What is authentic Catholic social doctrine?

Since the Encyclical (Rerum Novarum) in 1891, the Church has spoken many times on social justice. In 2004 the Pontifical Council for Justice and Peace published a 300 page document titled the Compendium of the Social Doctrine of the Church which exhaustively reviews all Catholic teachings on social justice in all spheres, not just economic. The Compendium reaffirms Rerum Novarum is “a lasting paradigm” for the Church’s social doctrine.


The institution closest to the conditions on the ground should handle responsibility for overseeing and controlling that activity. In other words, if a municipal government can handle a social responsibility, such as community planning, or water supply, it should do so rather than a national government.

Protect property rights

  • Socialism is not a remedy to social ills.
  • Private property is an unalienable right.

Respect for work and the worker

  • The fruits of one's labor are to be the sole property of the individual. No one has a right to take your property.
  • Wage negotiations should be free agreements between the workingman and the employer.
  • Employers owe their workers a just wage sufficient to support a frugal and well-behaved wage earner.
  • Workers owe your employer a fair and honest days work.
  • “The free market is an institution of social importance because of its capacity to guarantee effective results in the production of goods and services.”
  • “Freedom is the highest sign in man of his being made in the divine image and, consequently, is a sign of the sublime dignity of every human person.”
  • No Christian, in light of the fact that he belongs to a united and fraternal community, should feel that he has the right not to work and to live at the expense of others (cf. 2 Thes 3:6-12). Rather, all are charged by the Apostle Paul to make it a point of honour to work with their own hands, so as to “be dependent on nobody” (1 Thes 4:12).

Work for the Common Good

The common good is "the sum total of social conditions which allow people, either as groups or as individuals, to reach their fulfillment more fully and more easily" (Pope John XXIII: Pacem in Terris 55)Pope John Paul II said:

[The Common Good] "is not simply the sum total of particular interests; rather it involves an assessment and integration of those interests on the basis of a balanced hierarchy of values; ultimately, it demands a correct understanding of the dignity and the rights of the person" (Centesimus Annus 47).

Participation and Solidarity

Participation and solidarity are two other fundamental principles of Catholic social thought. Participation is defined by the Compendium of the Social Doctrine of the Church as when each

[C]itizen, either as an individual or in association with others, whether directly or through representation, contributes to the cultural, economic, political and social life of the civil community to which he belongs. Participation is a duty to be fulfilled consciously by all, with responsibility and with a view to the common good. (189)

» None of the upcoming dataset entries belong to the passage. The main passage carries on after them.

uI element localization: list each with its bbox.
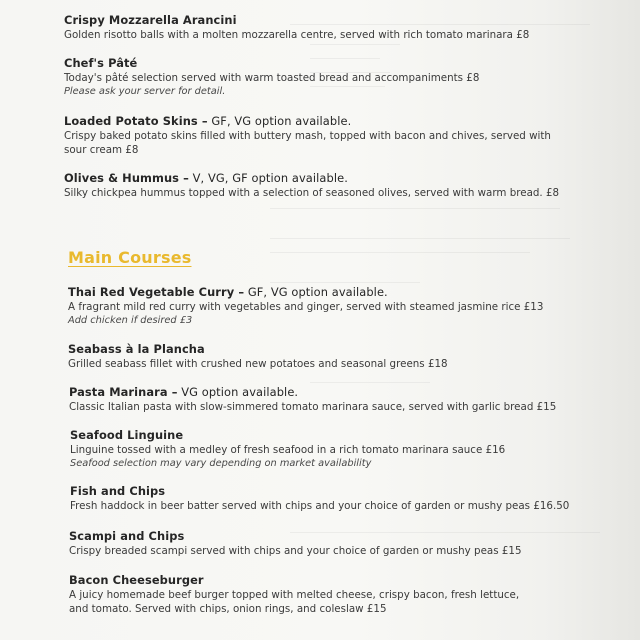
dish-name: Olives & Hummus – V, VG, GF option available. [64, 171, 348, 185]
dish-name: Pasta Marinara – VG option available. [69, 385, 299, 399]
dish-name: Fish and Chips [70, 484, 166, 498]
dietary-options: VG option available. [177, 385, 299, 399]
dietary-options: V, VG, GF option available. [188, 171, 348, 185]
dish-description: Grilled seabass fillet with crushed new potatoes and seasonal greens £18 [68, 358, 448, 370]
section-title-main-courses: Main Courses [68, 248, 192, 267]
dish-name: Loaded Potato Skins – GF, VG option available. [64, 114, 352, 128]
dish-note: Add chicken if desired £3 [68, 314, 193, 326]
menu-item [64, 114, 558, 157]
dish-description: Crispy breaded scampi served with chips and your choice of garden or mushy peas £15 [69, 545, 522, 557]
dish-name: Bacon Cheeseburger [69, 573, 204, 587]
dish-note: Please ask your server for detail. [64, 85, 226, 97]
dish-name: Chef's Pâté [64, 56, 138, 70]
menu-item [64, 171, 640, 201]
dish-description: Silky chickpea hummus topped with a selection of seasoned olives, served with warm bread. £8 [64, 187, 560, 199]
menu-item [68, 342, 640, 372]
dietary-options: GF, VG option available. [207, 114, 352, 128]
dietary-options: GF, VG option available. [244, 285, 388, 299]
dish-description: Golden risotto balls with a molten mozzarella centre, served with rich tomato marinara £8 [64, 29, 530, 41]
menu-item [69, 385, 640, 415]
menu-item [64, 13, 640, 43]
menu-item [69, 573, 539, 616]
dish-description: Classic Italian pasta with slow-simmered tomato marinara sauce, served with garlic bread £15 [69, 401, 557, 413]
dish-name: Seafood Linguine [70, 428, 184, 442]
dish-description: Today's pâté selection served with warm toasted bread and accompaniments £8 [64, 72, 480, 84]
menu-item [68, 285, 640, 327]
dish-name: Scampi and Chips [69, 529, 185, 543]
dish-note: Seafood selection may vary depending on market availability [70, 457, 372, 469]
dish-name: Seabass à la Plancha [68, 342, 205, 356]
dish-description: A juicy homemade beef burger topped with melted cheese, crispy bacon, fresh lettuce, and tomato. Served with chips, onion rings, and coleslaw £15 [69, 589, 520, 615]
dish-name: Crispy Mozzarella Arancini [64, 13, 237, 27]
dish-description: A fragrant mild red curry with vegetables and ginger, served with steamed jasmine rice £13 [68, 301, 544, 313]
menu-item [70, 484, 640, 514]
dish-description: Linguine tossed with a medley of fresh seafood in a rich tomato marinara sauce £16 [70, 444, 506, 456]
menu-item [70, 428, 640, 470]
menu-item [64, 56, 640, 98]
dish-name: Thai Red Vegetable Curry – GF, VG option available. [68, 285, 388, 299]
menu-item [69, 529, 640, 559]
dish-description: Crispy baked potato skins filled with buttery mash, topped with bacon and chives, served with sour cream £8 [64, 130, 551, 156]
dish-description: Fresh haddock in beer batter served with chips and your choice of garden or mushy peas £16.50 [70, 500, 570, 512]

But the state should not make the people dependent financially upon it:

[Solidarity is not a] feeling of vague compassion or shallow distress at the misfortunes of so many people, both near and far. On the contrary, it is a firm and persevering determination to commit oneself to the common good. That is to say to the good of all and of each individual, because we are all really responsible for all. (John Paul II: Sollicitudo Rei Socialis 38)

Peace or Just War

We should pursue peace at almost all cost. These are the conditions under which a nation may take up arms:

  1. [T]he damage inflicted by the aggressor on the nation or community of nations must be lasting, grave and certain;
  2. all other means of putting an end to it must have been shown to be impractical or ineffective;
  3. there must be serious prospects of success;
  4. the use of arms must not produce evils and disorders graver than the evil to be eliminated.

The power of modern means of destruction weighs very heavily in evaluating this condition. These are the traditional elements enumerated in what is called the "just war" doctrine. The evaluation of these conditions for moral legitimacy belongs to the prudential judgment of those who have responsibility for the common good. (CCC 2309)

Deference to the poor

Almsgiving is a core principle of Catholicism. Give to the poor. The state should not overreach their jurisdiction in this, and become a "Nanny" state.

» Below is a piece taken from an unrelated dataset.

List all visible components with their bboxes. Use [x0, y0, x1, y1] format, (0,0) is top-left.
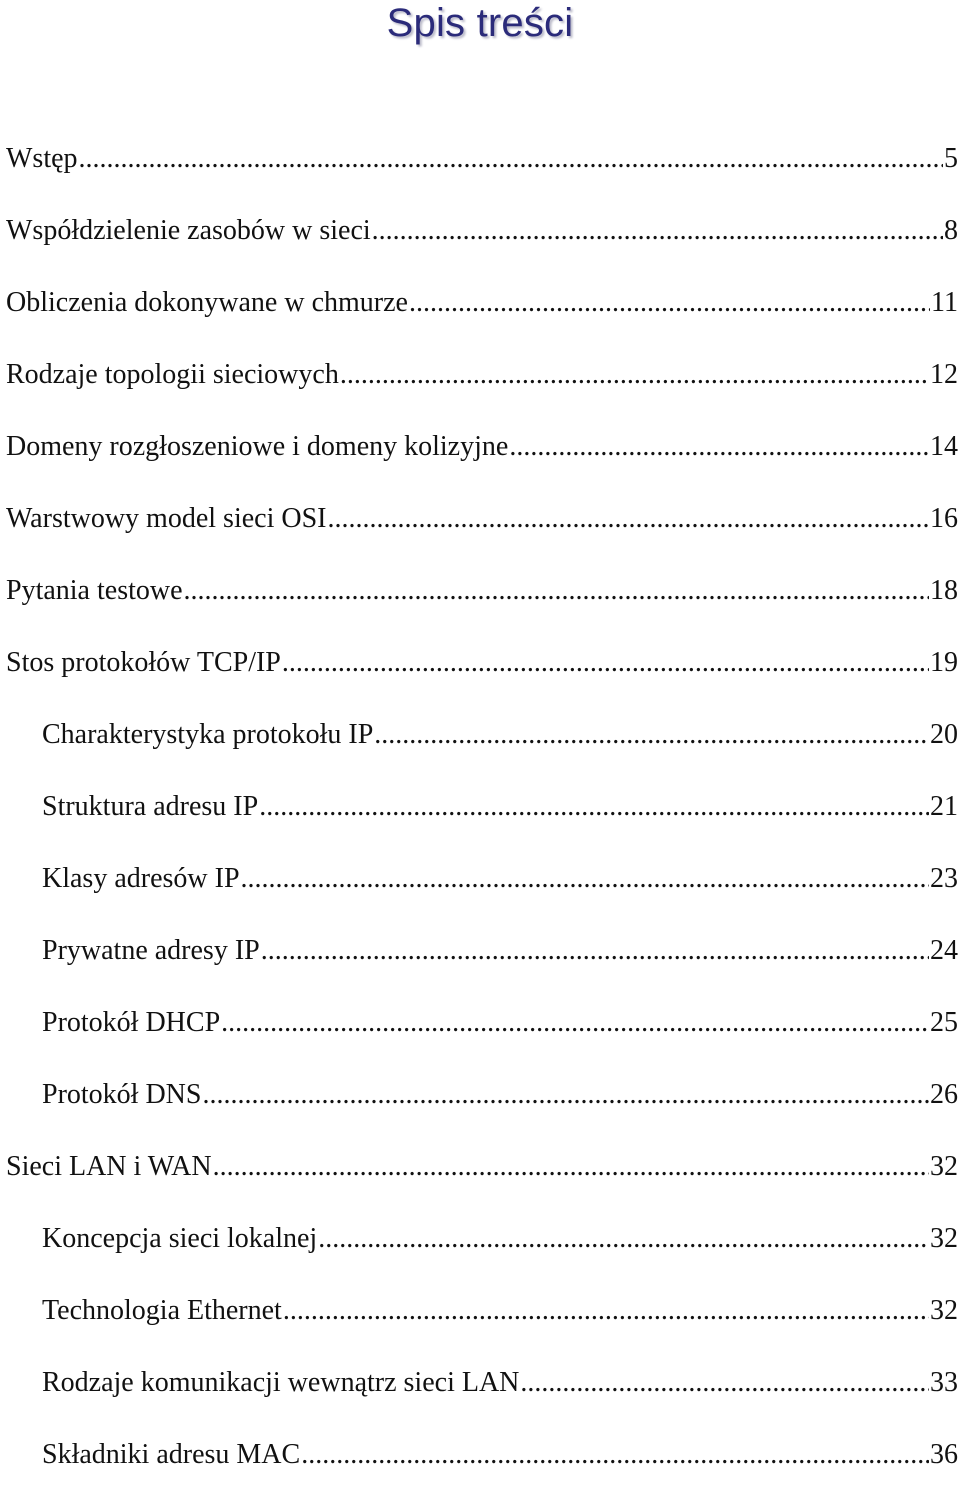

Malfunctions and defects in the social assistance state [or welfare state] are the result of an inadequate understanding of the tasks proper to the state. Here again the principle of subsidiarity must be respected: A community of a higher order should not interfere in the internal life of a community of a lower order, depriving the latter of its functions, but rather should support it in case of need and help to coordinate its activity with the activities of the rest of society, always with a view to the common good. (Centesimus Annus48)

In conclusion

The Catholic Church stands against socialism. John Paul II and Benedict XVI, know first hand the consequences of socialism, communism and fascism. John Paul II suffered first under Nazis fascism and then Soviet communism in Poland and was instrumental in liberating Poland from Soviet Communism and in the fall of the Soviet empire. Benedict XVI grew up in Nazis Germany and risked his life in resistance to the Nazis regime. The Catholic Church promotes personal Christocentric love and respect of your neighbor in all affairs and social dealings under the principle of subsidiarity and has strongly opposed all Government efforts at socialism as an unacceptable remedy for social ills.